Question

A pendulum consists of a stone with mass m swinging on a string of length L and negligible mass. The stone has a speed of v0 when it passes its lowest point. (a) Write an expression for the speed of the stone when the string is at some angle theta with the vertical. (b) What is the greatest angle with the vertical that the string will reach during the stone's motion? (c) If the potential energy of the pendulum-Earth system is taken to be zero at the stone's lowest point, what is the total mechanical energy of the system?
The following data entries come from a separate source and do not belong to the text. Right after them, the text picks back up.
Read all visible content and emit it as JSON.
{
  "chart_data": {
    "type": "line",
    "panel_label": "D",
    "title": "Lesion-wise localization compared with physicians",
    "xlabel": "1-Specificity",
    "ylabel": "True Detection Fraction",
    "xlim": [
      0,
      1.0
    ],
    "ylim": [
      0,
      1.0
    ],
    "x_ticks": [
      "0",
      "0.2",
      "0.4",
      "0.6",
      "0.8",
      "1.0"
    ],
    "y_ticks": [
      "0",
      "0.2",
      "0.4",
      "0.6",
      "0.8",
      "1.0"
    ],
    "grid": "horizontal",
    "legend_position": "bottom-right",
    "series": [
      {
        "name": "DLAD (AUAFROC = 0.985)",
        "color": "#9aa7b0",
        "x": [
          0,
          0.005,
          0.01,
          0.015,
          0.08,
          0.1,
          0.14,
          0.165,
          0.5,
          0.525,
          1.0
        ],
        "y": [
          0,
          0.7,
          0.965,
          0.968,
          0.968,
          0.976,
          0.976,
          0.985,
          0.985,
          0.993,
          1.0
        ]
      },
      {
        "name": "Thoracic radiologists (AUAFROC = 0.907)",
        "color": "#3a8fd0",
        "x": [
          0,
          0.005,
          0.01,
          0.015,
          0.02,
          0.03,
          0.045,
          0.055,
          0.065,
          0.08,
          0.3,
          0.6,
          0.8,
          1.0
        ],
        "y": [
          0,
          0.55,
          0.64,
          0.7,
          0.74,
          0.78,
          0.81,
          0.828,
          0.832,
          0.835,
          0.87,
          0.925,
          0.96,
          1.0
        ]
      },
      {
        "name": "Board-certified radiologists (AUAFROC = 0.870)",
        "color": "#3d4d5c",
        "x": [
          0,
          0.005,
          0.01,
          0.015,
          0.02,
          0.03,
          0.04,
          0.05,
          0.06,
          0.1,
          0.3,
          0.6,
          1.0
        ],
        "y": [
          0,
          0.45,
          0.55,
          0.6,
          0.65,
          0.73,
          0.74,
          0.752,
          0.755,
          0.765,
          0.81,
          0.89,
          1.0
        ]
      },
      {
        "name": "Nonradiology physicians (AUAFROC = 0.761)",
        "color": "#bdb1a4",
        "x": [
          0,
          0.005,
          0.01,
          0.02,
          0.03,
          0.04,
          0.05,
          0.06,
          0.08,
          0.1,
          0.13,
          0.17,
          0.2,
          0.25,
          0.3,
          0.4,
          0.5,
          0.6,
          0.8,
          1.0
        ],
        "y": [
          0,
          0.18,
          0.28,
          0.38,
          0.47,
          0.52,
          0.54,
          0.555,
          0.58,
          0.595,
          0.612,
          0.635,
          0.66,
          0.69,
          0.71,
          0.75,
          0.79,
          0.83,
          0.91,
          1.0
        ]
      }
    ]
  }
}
State all your answers in terms of the given variables and g.

Answer 1

Answer:

(a) $v = \sqrt{ mv_0^2 - 2gL(1-\cos(\theta))}$

(b) $\theta = \arccos(\frac{2gL-v_0^2}{2gL})$

(c) $E_{total} = \frac{1}{2}mv_0^2$

Explanation:

(a) The total mechanical energy of the system is conserved.
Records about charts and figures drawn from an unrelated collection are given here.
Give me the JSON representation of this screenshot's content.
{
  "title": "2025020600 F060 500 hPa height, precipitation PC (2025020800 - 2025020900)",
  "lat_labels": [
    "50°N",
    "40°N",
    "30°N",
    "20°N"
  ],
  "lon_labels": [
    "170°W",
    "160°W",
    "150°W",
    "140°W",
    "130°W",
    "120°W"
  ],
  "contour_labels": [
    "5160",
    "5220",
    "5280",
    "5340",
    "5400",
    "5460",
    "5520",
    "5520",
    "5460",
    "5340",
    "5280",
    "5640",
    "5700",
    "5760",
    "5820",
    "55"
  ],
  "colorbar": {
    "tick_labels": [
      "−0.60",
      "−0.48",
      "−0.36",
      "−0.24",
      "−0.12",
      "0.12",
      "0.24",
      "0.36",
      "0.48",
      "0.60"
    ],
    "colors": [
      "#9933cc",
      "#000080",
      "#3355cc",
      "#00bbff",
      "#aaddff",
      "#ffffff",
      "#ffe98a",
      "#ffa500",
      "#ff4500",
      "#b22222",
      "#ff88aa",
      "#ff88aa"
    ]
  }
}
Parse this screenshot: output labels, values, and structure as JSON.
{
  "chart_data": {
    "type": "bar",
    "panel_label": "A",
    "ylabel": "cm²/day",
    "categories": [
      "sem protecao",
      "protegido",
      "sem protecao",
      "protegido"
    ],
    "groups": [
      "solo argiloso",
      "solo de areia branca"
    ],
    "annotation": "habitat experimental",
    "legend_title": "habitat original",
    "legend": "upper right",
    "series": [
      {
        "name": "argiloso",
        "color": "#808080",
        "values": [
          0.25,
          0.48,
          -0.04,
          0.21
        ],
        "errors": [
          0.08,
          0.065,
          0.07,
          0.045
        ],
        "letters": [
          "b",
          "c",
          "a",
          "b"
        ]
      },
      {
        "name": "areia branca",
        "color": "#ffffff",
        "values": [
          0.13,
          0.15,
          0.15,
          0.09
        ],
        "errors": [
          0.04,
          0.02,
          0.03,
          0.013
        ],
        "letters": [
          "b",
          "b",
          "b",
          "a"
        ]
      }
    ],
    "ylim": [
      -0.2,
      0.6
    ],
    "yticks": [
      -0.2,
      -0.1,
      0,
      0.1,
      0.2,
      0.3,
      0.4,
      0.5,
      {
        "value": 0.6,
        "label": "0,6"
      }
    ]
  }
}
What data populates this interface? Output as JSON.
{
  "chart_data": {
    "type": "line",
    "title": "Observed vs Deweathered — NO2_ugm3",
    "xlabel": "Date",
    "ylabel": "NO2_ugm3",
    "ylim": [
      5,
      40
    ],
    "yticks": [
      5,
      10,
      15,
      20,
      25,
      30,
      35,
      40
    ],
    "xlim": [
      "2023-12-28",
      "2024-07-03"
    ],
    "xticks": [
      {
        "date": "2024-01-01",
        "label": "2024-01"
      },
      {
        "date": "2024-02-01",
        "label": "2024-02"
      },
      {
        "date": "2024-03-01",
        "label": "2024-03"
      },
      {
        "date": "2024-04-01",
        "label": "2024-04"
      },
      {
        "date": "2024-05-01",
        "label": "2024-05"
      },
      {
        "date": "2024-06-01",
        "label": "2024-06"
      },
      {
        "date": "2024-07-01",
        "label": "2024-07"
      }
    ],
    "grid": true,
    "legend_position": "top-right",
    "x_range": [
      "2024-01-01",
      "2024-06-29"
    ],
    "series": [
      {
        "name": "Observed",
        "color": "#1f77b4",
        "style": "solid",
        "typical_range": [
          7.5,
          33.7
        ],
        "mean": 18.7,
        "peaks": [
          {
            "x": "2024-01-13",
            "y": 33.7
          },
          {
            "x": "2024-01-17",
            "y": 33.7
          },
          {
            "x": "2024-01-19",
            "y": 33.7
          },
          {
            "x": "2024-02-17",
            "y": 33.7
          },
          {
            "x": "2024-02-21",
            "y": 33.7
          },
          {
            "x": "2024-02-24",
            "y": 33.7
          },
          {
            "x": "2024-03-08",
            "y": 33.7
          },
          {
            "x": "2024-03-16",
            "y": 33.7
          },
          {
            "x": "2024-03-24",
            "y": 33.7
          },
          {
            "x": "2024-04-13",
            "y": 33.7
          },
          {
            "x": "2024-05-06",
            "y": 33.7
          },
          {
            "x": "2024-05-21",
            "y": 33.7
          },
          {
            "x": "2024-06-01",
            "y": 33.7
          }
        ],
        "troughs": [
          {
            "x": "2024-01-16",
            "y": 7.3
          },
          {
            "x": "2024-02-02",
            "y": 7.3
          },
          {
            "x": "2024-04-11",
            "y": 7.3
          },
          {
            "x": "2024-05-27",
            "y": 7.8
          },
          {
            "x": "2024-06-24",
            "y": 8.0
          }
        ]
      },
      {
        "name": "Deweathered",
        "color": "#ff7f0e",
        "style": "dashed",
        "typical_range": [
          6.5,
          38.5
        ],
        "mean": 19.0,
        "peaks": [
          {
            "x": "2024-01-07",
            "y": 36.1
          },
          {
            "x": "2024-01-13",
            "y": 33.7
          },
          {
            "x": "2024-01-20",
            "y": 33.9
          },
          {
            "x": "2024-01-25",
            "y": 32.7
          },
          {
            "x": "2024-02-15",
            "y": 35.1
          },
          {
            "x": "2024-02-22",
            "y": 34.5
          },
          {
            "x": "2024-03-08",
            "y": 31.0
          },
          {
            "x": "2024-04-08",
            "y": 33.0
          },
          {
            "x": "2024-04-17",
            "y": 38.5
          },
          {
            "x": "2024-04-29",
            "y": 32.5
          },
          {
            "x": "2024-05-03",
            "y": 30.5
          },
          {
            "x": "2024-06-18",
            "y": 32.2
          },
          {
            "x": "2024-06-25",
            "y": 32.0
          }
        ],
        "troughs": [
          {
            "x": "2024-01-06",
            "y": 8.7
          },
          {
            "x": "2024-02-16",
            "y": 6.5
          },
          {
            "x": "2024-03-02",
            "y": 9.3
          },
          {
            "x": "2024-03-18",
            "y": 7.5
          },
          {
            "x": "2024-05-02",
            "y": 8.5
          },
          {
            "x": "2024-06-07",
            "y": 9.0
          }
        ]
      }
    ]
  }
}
$K_A + U_A = K_B + U_B\\\frac{1}{2}mv_0^2 + 0 = \frac{1}{2}mv^2 + mgh \\h = L - L\cos(\theta) = L(1 - \cos\theta)\\\frac{1}{2}mv^2 = \frac{1}{2}mv_0^2 - mgL(1-\cos(\theta))\\v^2 = mv_0^2 - 2gL(1-\cos(\theta))\\v = \sqrt{ mv_0^2 - 2gL(1-\cos(\theta))}$

(b) The conservation of energy states

$K_A + U_A = K_M + U_M\\\frac{1}{2}mv_0^2 + 0 = 0 + mgL(1-\cos(\theta))\\1-\cos(\theta) = \frac{v_0^2}{2gL}\\\cos(\theta) = 1-\frac{v_0^2}{2gL} = \frac{2gL-v_0^2}{2gL}\\\theta = \arccos(\frac{2gL-v_0^2}{2gL})$

(c) As explained in part (a) the total mechanical energy of the system is equal to the initial kinetic energy, since the potential energy of the system at that point is zero.

$E_{total}= K_A + U_A = K_A + 0\\E_{total} = \frac{1}{2}mv_0^2$